Multi-implementation bake-off: finding optimal solutions from chaos

TL;DR / Вывод

Building the same feature several independent ways — one carefully planned + tested, others single-shot, code-only by different models — and then diffing the results is a powerful way to find both the best design and the bugs any single approach missed. Diversity of attempts + a comparison/selection step is a search over the solution space: the optimum emerges from the "chaos" of varied implementations. In this project the 3-way diff found 3 security holes + 1 functional gap in our own already-reviewed-and-hardened implementation that its own review pass had missed.

The experiment (this case: the agent runtime)

Same baseline (d929991c + a shared Phase-1 loop) and the same spec (agent_runtime_design.md), three independent implementations:

1. Planned / orchestrated — multi-agent TDD: brainstorm → design → 33-task plan → sectioned execution (A/B/C) → a holistic 3-dimension adversarial review → a 9-fix hardening pass.

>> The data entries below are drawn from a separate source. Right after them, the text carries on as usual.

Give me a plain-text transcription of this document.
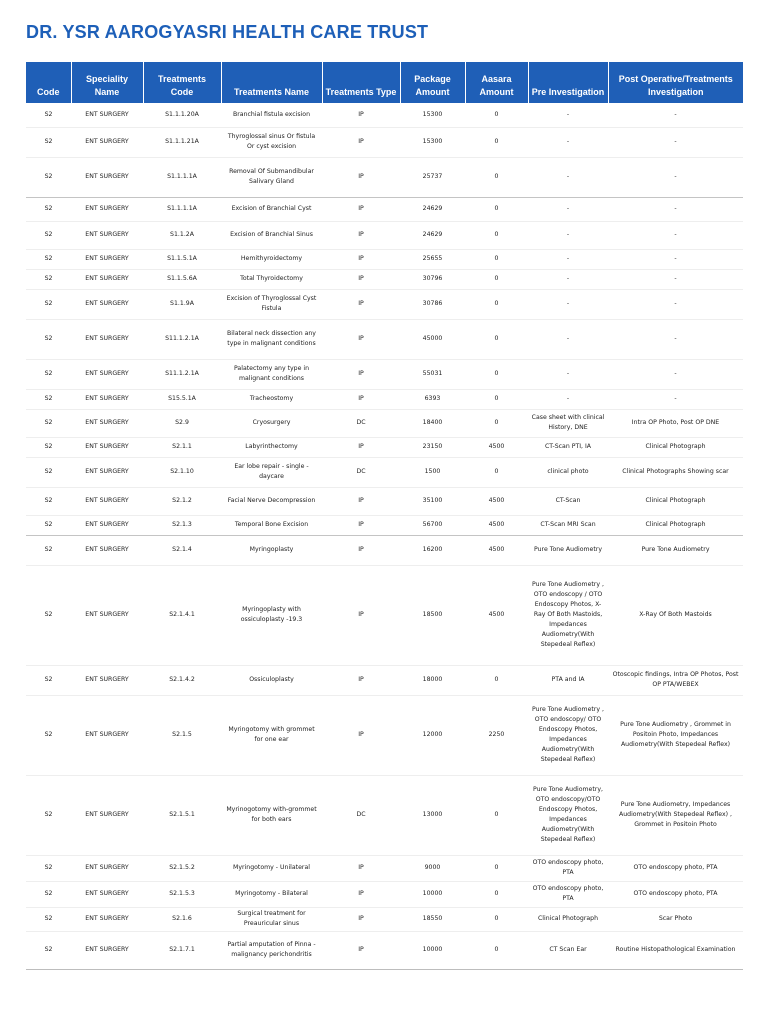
DR. YSR AAROGYASRI HEALTH CARE TRUST
Code	Speciality Name	Treatments Code	Treatments Name	Treatments Type	Package Amount	Aasara Amount	Pre Investigation	Post Operative/Treatments Investigation
S2	ENT SURGERY	S1.1.1.20A	Branchial fistula excision	IP	15300	0	-	-
S2	ENT SURGERY	S1.1.1.21A	Thyroglossal sinus Or fistula Or cyst excision	IP	15300	0	-	-
S2	ENT SURGERY	S1.1.1.1A	Removal Of Submandibular Salivary Gland	IP	25737	0	-	-
S2	ENT SURGERY	S1.1.1.1A	Excision of Branchial Cyst	IP	24629	0	-	-
S2	ENT SURGERY	S1.1.2A	Excision of Branchial Sinus	IP	24629	0	-	-
S2	ENT SURGERY	S1.1.5.1A	Hemithyroidectomy	IP	25655	0	-	-
S2	ENT SURGERY	S1.1.5.6A	Total Thyroidectomy	IP	30796	0	-	-
S2	ENT SURGERY	S1.1.9A	Excision of Thyroglossal Cyst Fistula	IP	30786	0	-	-
S2	ENT SURGERY	S11.1.2.1A	Bilateral neck dissection any type in malignant conditions	IP	45000	0	-	-
S2	ENT SURGERY	S11.1.2.1A	Palatectomy any type in malignant conditions	IP	55031	0	-	-
S2	ENT SURGERY	S15.5.1A	Tracheostomy	IP	6393	0	-	-
S2	ENT SURGERY	S2.9	Cryosurgery	DC	18400	0	Case sheet with clinical History, DNE	Intra OP Photo, Post OP DNE
S2	ENT SURGERY	S2.1.1	Labyrinthectomy	IP	23150	4500	CT-Scan PTI, IA	Clinical Photograph
S2	ENT SURGERY	S2.1.10	Ear lobe repair - single - daycare	DC	1500	0	clinical photo	Clinical Photographs Showing scar
S2	ENT SURGERY	S2.1.2	Facial Nerve Decompression	IP	35100	4500	CT-Scan	Clinical Photograph
S2	ENT SURGERY	S2.1.3	Temporal Bone Excision	IP	56700	4500	CT-Scan MRI Scan	Clinical Photograph
S2	ENT SURGERY	S2.1.4	Myringoplasty	IP	16200	4500	Pure Tone Audiometry	Pure Tone Audiometry
S2	ENT SURGERY	S2.1.4.1	Myringoplasty with ossiculoplasty -19.3	IP	18500	4500	Pure Tone Audiometry , OTO endoscopy / OTO Endoscopy Photos, X-Ray Of Both Mastoids, Impedances Audiometry(With Stepedeal Reflex)	X-Ray Of Both Mastoids
S2	ENT SURGERY	S2.1.4.2	Ossiculoplasty	IP	18000	0	PTA and IA	Otoscopic findings, Intra OP Photos, Post OP PTA/WEBEX
S2	ENT SURGERY	S2.1.5	Myringotomy with grommet for one ear	IP	12000	2250	Pure Tone Audiometry , OTO endoscopy/ OTO Endoscopy Photos, Impedances Audiometry(With Stepedeal Reflex)	Pure Tone Audiometry , Grommet in Positoin Photo, Impedances Audiometry(With Stepedeal Reflex)
S2	ENT SURGERY	S2.1.5.1	Myrinogotomy with-grommet for both ears	DC	13000	0	Pure Tone Audiometry, OTO endoscopy/OTO Endoscopy Photos, Impedances Audiometry(With Stepedeal Reflex)	Pure Tone Audiometry, Impedances Audiometry(With Stepedeal Reflex) , Grommet in Positoin Photo
S2	ENT SURGERY	S2.1.5.2	Myringotomy - Unilateral	IP	9000	0	OTO endoscopy photo, PTA	OTO endoscopy photo, PTA
S2	ENT SURGERY	S2.1.5.3	Myringotomy - Bilateral	IP	10000	0	OTO endoscopy photo, PTA	OTO endoscopy photo, PTA
S2	ENT SURGERY	S2.1.6	Surgical treatment for Preauricular sinus	IP	18550	0	Clinical Photograph	Scar Photo
S2	ENT SURGERY	S2.1.7.1	Partial amputation of Pinna -malignancy perichondritis	IP	10000	0	CT Scan Ear	Routine Histopathological Examination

Has tests. (feat/agent-runtime — the base we ship.)
2. Codex CLI — a single autonomous run, code-only, no tests (feat/agent-runtime-codex).
3. A single Opus agent — one run, code-only, no tests (feat/agent-runtime-opus).

Then a seam-by-seam 3-way comparison (core loop, jsonnet/transform, concurrency, scope-enforcement, fleet, attach/attribution/migrations) picked a winner per seam and produced a prioritized "what to graft" list.

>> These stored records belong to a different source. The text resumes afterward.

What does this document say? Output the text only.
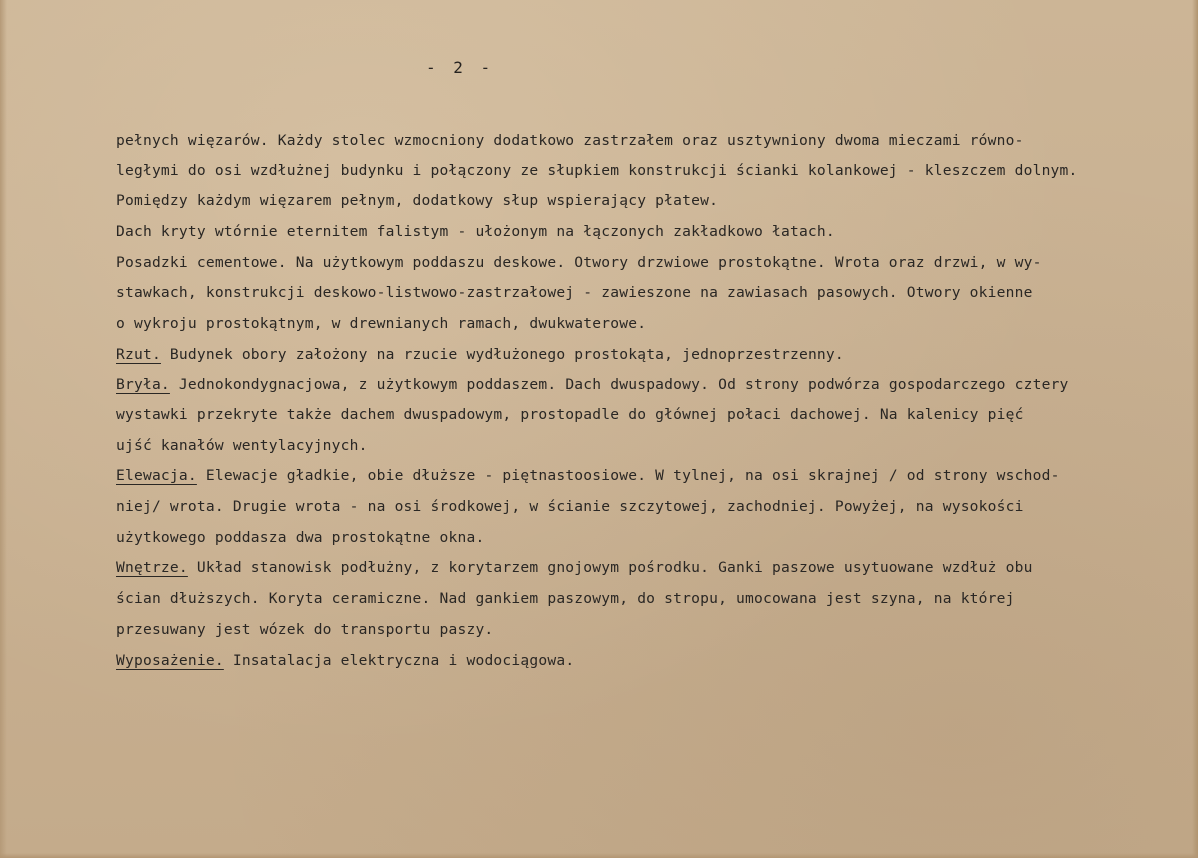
- 2 -
pełnych więzarów. Każdy stolec wzmocniony dodatkowo zastrzałem oraz usztywniony dwoma mieczami równo-
ległymi do osi wzdłużnej budynku i połączony ze słupkiem konstrukcji ścianki kolankowej - kleszczem dolnym.
Pomiędzy każdym więzarem pełnym, dodatkowy słup wspierający płatew.
Dach kryty wtórnie eternitem falistym - ułożonym na łączonych zakładkowo łatach.
Posadzki cementowe. Na użytkowym poddaszu deskowe. Otwory drzwiowe prostokątne. Wrota oraz drzwi, w wy-
stawkach, konstrukcji deskowo-listwowo-zastrzałowej - zawieszone na zawiasach pasowych. Otwory okienne
o wykroju prostokątnym, w drewnianych ramach, dwukwaterowe.
Rzut. Budynek obory założony na rzucie wydłużonego prostokąta, jednoprzestrzenny.
Bryła. Jednokondygnacjowa, z użytkowym poddaszem. Dach dwuspadowy. Od strony podwórza gospodarczego cztery
wystawki przekryte także dachem dwuspadowym, prostopadle do głównej połaci dachowej. Na kalenicy pięć
ujść kanałów wentylacyjnych.
Elewacja. Elewacje gładkie, obie dłuższe - piętnastoosiowe. W tylnej, na osi skrajnej / od strony wschod-
niej/ wrota. Drugie wrota - na osi środkowej, w ścianie szczytowej, zachodniej. Powyżej, na wysokości
użytkowego poddasza dwa prostokątne okna.
Wnętrze. Układ stanowisk podłużny, z korytarzem gnojowym pośrodku. Ganki paszowe usytuowane wzdłuż obu
ścian dłuższych. Koryta ceramiczne. Nad gankiem paszowym, do stropu, umocowana jest szyna, na której
przesuwany jest wózek do transportu paszy.
Wyposażenie. Insatalacja elektryczna i wodociągowa.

Why it works (the insight)

• Different approaches make different mistakes. Diffing N implementations of one spec surfaces defects by disagreement: where they differ, at least one is wrong — and frequently the eventual winner is wrong too, in a way only visible against an alternative.
• A second independent implementation is a different reviewer. Same-lineage review (the author re-reading, or an adversarial pass on one tree) shares the author's blind spots. An independently-built tree catches what same-lineage review structurally cannot. Here it caught a similarNotes read-scope leak, a read-scope fail-open on empty patterns, a resolveWikilinks leak, and a dropped cron attach_notes — none of which our own design + review + hardening had found.
• Plan vs no-plan both contribute. The planned/TDD/hardened build won the expensive-to-reverse seams (concurrency race-safety, secret redaction) and is the only tested tree → it is the right base. The single-shot builds were faster and produced cleaner local abstractions in places (a shared materialize helper, a canreadnote enforcement chokepoint, an explicit WebhookScoped flag) worth grafting in. Neither alone is optimal; the optimum is base + grafts.
• Optimal from chaos = generate-and-select. Producing diverse candidates (the "chaos") plus a comparison/selection step is an optimization process — an ensemble / tournament. It costs more (≈3× the build) but buys correctness and design quality a single pass cannot.

When it's worth it

• High-stakes, security-sensitive, or hard-to-reverse features where a missed bug is expensive (an isolated agent runtime holding scoped credentials qualifies).
• When parallel capacity is cheap (multiple models/agents) and the spec is stable.
• Not for small or throwaway work — the ≈3× cost dominates.

The recipe (repeatable)

1. Freeze a baseline commit + a spec.
2. Build it ≥2 independent ways: at least one planned + TDD + reviewed (the likely base), and ≥1 single-shot by a different model (the independent "reviewer"). Isolate each in its own git worktree.
3. Diff seam-by-seam; per seam pick the winner + note what to graft.
4. Use the diff as a bug-finder on the winner — disagreement between trees is a "suspect" flag; verify each claimed bug against the real code before acting.
5. Graft the clear wins into the base with TDD; ship the base.

Caveats & a real gotcha

• The single-shot builds had no tests by design — judge their code/design, not completeness.
• The comparison is itself an LLM judgment — verify its claimed bugs against the source before acting on them (we did; they were real).
• Tooling can break isolation: the Codex companion plugin re-rooted Codex to the session worktree and ignored the per-task --cd, nearly writing into our active worktree. Run codex exec --cd <worktree> directly (not via the companion), and verify the agent's process cwd before trusting it.
• Cost: this case ran the feature ≈3× + a comparison + a graft pass. Justified for a security-sensitive runtime; overkill for routine work.